The involvement of the Masons was further hinted at when the cover, which was leaked through Apple books on 23 May 2025, featured Freemasons' Hall. Retail listings later revealed the inclusion of a new character called Decima Mullins and confirmed the involvement of Freemasonry. Rowling revealed in an interview that Masonic concepts like the Pigpen Cipher would be plot points.

=== Publication ===
The novel was published by Sphere Books in the UK and by Mulholland Books in the USA. Both Mulholland and Sphere are imprints of Little, Brown and Company (part of the Hachette Book Group), which has published all Rowling's adult fiction, including The Casual Vacancy.

The novel has hardback, paperback, large-print paperback, eBook and audiobook editions. The audiobook is narrated by Robert Glenister, who also narrated all the previous books in the series.

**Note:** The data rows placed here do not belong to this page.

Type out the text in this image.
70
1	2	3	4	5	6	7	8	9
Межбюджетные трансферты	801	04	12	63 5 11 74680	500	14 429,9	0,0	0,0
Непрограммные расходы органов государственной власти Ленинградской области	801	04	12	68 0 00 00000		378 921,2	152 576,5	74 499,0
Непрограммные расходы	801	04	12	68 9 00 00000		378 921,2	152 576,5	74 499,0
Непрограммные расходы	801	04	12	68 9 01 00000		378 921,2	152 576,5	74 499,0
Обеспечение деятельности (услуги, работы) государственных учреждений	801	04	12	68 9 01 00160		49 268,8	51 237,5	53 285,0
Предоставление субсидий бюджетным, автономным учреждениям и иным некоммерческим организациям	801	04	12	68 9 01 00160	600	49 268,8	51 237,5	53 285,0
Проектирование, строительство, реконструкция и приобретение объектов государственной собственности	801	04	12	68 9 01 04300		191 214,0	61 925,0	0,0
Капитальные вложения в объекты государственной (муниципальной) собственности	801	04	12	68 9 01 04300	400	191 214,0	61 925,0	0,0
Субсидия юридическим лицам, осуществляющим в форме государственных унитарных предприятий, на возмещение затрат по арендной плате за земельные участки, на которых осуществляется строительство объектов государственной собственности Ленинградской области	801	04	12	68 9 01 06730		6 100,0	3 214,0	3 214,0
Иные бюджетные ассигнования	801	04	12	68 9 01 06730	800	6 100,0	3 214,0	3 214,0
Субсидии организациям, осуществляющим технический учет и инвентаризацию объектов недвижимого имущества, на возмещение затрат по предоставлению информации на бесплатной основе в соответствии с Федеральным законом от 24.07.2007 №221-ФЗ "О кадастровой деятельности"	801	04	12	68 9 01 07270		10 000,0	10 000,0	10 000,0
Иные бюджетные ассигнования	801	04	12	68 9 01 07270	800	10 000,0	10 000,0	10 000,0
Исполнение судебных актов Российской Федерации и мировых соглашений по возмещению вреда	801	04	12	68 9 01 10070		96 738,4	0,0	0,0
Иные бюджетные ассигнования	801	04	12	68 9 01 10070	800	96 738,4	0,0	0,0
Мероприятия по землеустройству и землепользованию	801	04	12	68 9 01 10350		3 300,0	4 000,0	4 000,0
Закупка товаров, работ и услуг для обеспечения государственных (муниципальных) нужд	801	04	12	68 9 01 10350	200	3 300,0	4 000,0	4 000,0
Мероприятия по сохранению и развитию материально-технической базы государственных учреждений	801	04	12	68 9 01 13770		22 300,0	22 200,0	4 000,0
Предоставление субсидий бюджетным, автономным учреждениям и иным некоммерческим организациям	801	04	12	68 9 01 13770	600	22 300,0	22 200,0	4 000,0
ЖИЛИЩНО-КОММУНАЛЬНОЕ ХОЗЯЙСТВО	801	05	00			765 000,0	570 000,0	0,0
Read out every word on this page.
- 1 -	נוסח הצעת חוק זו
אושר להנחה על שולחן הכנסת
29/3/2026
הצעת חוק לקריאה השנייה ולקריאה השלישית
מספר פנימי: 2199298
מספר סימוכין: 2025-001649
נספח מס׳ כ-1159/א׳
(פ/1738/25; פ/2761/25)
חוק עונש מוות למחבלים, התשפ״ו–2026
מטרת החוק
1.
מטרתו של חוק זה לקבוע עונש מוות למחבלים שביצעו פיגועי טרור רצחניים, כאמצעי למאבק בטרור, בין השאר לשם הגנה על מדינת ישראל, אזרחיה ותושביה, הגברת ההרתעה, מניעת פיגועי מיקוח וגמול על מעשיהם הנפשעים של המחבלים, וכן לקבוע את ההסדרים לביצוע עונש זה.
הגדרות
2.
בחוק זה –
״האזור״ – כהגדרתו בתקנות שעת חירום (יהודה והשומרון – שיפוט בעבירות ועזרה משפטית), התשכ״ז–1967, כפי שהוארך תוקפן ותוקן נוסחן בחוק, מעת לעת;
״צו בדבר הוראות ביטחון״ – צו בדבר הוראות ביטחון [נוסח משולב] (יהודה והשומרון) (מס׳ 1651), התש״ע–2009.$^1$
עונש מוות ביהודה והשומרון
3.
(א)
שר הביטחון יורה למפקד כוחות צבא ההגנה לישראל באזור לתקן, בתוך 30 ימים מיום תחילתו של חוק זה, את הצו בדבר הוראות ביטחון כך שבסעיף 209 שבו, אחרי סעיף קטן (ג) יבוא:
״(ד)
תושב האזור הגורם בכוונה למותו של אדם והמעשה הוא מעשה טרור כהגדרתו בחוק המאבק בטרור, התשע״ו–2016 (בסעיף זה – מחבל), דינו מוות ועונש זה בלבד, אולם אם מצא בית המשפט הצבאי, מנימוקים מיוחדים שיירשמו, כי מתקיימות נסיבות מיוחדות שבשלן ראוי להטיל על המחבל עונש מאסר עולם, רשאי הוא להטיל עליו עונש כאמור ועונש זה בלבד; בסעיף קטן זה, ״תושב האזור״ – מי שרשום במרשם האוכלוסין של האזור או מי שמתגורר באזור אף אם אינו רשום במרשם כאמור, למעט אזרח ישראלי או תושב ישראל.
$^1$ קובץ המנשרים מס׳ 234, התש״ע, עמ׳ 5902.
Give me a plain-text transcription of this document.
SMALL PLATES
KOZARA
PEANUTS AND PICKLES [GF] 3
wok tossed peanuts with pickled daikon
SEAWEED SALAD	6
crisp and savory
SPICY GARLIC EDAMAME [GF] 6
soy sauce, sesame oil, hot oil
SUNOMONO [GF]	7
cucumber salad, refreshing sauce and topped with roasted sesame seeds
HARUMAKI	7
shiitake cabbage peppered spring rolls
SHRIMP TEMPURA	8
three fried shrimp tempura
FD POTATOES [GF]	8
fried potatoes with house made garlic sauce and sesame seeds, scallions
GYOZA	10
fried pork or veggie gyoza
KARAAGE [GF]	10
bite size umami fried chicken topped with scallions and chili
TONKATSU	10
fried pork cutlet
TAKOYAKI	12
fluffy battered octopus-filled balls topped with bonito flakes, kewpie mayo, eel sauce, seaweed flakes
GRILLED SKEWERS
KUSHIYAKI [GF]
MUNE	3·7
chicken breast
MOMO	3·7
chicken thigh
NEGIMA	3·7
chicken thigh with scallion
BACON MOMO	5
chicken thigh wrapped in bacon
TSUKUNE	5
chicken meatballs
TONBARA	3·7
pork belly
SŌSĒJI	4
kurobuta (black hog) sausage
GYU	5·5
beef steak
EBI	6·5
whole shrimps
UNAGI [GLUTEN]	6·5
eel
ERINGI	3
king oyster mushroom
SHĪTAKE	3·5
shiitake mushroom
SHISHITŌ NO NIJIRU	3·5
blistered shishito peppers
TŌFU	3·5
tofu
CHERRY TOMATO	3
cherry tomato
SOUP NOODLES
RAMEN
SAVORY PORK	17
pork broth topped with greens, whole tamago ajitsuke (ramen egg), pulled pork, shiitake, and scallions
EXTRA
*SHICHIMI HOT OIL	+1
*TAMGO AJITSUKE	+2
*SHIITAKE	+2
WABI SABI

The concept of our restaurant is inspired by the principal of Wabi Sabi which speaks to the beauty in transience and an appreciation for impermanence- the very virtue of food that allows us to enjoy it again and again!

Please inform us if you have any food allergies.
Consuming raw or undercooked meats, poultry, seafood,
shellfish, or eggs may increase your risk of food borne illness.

The cover art was created by Duncan Spilling, who has designed the covers for all the books in the series.

Early copies of the hardcover edition started going out on 27 August. The book was released to the public on 2 September.

== Sales and Reception ==
The book sold 53,207 copies in the UK during its first week on sale, outselling the previous two entries in the series. It made its debut at the top of the UK Top 50, and also landed at the top of the hardcover fiction sales lists in the US.

Press reception was mixed. A critic described the book as another strong, emotionally engaging entry in the series. Praise was given to the construction and handling of multiple intertwining plot lines. Points of criticism were the lack of resolution for the romantic tension between the protagonists and the handling of colloquialisms in dialogue. The length of the book was noted as excessive, although it is shorter than the three previous entries in the series.

== Sequel ==
On 16 December 2024, Rowling revealed that she was already making plans for the ninth book in the series. Rowling has previously stated that she intends to end the series after ten books. On 13 February 2026, Rowling revealed via X that the title of the book would be Sleep Tight, Evangeline.